Cycling UK has published its latest analysis of transport data in England, showing more people are turning to cycling as the impact of record fuel prices is felt.
The UK’s cycling charity is calling on local authorities and employers to do more to help people drive less and cycle more, particularly for short everyday journeys.
According to the figures from the Department for Transport, cycling levels in England began to rise in March as the cost of fuel rapidly increased. As fuel prices reached record highs in July, cycling levels were even higher than those seen during the same period in 2020.
On average between March and July this year, weekday cycling levels have been 47% higher, and on weekends and holidays 27% higher, when compared to the same time in 2021.
Duncan Dollimore, head of campaigns at Cycling UK, said: “Rising fuel prices have triggered some people to think about their transport choices, switching some of their car journeys to cycling. But too many people don’t feel like they have that option because they don’t think our roads are safe enough to cycle on.
“The answer to that is more and better infrastructure for cycling and walking, giving more people the opportunity to do so safely rather than default to driving a short trip to work or the shops.

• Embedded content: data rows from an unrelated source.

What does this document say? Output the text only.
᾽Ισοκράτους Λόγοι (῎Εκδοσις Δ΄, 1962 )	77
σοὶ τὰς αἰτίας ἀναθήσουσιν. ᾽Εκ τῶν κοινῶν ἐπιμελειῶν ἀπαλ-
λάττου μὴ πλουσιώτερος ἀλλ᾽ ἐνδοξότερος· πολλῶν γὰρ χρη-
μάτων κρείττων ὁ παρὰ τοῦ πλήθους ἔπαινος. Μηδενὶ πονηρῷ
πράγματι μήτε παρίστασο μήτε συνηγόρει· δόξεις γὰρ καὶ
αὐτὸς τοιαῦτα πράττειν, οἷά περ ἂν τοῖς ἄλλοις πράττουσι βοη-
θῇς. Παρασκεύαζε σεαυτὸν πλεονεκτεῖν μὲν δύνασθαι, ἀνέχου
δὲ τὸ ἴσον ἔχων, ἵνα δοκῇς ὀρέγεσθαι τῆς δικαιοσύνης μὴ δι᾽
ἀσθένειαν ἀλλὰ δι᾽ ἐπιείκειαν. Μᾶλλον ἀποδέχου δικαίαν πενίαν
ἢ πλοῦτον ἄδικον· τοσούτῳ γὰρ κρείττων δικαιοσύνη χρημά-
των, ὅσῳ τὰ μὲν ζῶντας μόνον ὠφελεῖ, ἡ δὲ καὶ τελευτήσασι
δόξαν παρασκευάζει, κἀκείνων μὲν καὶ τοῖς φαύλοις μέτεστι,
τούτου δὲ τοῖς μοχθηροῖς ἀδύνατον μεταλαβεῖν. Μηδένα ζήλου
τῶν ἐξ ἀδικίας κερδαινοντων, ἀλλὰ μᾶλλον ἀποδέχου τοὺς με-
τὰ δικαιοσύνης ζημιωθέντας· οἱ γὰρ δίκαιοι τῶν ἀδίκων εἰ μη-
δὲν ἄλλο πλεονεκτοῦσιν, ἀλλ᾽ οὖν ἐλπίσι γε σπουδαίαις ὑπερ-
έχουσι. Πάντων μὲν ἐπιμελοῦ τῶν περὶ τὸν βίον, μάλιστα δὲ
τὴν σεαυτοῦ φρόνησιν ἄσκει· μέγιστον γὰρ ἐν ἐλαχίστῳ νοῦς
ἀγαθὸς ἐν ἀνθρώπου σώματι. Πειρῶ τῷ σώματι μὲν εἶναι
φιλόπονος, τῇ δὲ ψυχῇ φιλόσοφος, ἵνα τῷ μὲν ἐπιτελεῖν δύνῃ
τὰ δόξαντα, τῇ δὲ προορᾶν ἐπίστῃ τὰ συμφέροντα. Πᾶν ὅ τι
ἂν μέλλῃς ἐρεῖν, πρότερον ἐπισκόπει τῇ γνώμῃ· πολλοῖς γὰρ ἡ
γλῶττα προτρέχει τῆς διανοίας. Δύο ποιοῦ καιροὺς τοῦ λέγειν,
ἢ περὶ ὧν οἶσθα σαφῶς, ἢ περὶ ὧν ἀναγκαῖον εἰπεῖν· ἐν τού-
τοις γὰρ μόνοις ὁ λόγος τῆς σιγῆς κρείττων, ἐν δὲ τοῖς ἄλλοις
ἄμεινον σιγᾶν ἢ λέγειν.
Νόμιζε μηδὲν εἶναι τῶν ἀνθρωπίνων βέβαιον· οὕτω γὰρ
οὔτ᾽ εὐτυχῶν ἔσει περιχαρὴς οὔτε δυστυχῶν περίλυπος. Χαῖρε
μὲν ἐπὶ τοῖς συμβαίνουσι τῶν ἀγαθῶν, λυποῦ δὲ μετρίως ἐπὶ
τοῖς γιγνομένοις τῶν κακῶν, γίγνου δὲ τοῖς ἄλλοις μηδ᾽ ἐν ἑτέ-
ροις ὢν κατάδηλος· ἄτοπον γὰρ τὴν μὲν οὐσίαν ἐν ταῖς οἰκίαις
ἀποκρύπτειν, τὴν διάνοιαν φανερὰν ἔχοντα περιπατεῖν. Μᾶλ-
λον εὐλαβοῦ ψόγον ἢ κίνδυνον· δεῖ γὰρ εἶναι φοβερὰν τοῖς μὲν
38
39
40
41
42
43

“With 71% of all journeys made in the UK under five miles, switching some of those to cycling is a simple way to help people make ends meet during the cost-of-living crisis, with additional health, wellbeing and environmental benefits. But to give people that choice we need local authorities to act now to make active travel a realistic option and help people keep moving.”
Cycling UK offers help to all those who want to drive less and cycle more of their journeys, and supports workplaces that want to encourage their staff to commute by bike through the Cycle Friendly Employer accreditation.
The charity is also encouraging people who have opted to cycle more due to fuel price rises to share their experiences on social media using the hashtag #DriveLessCycleMore.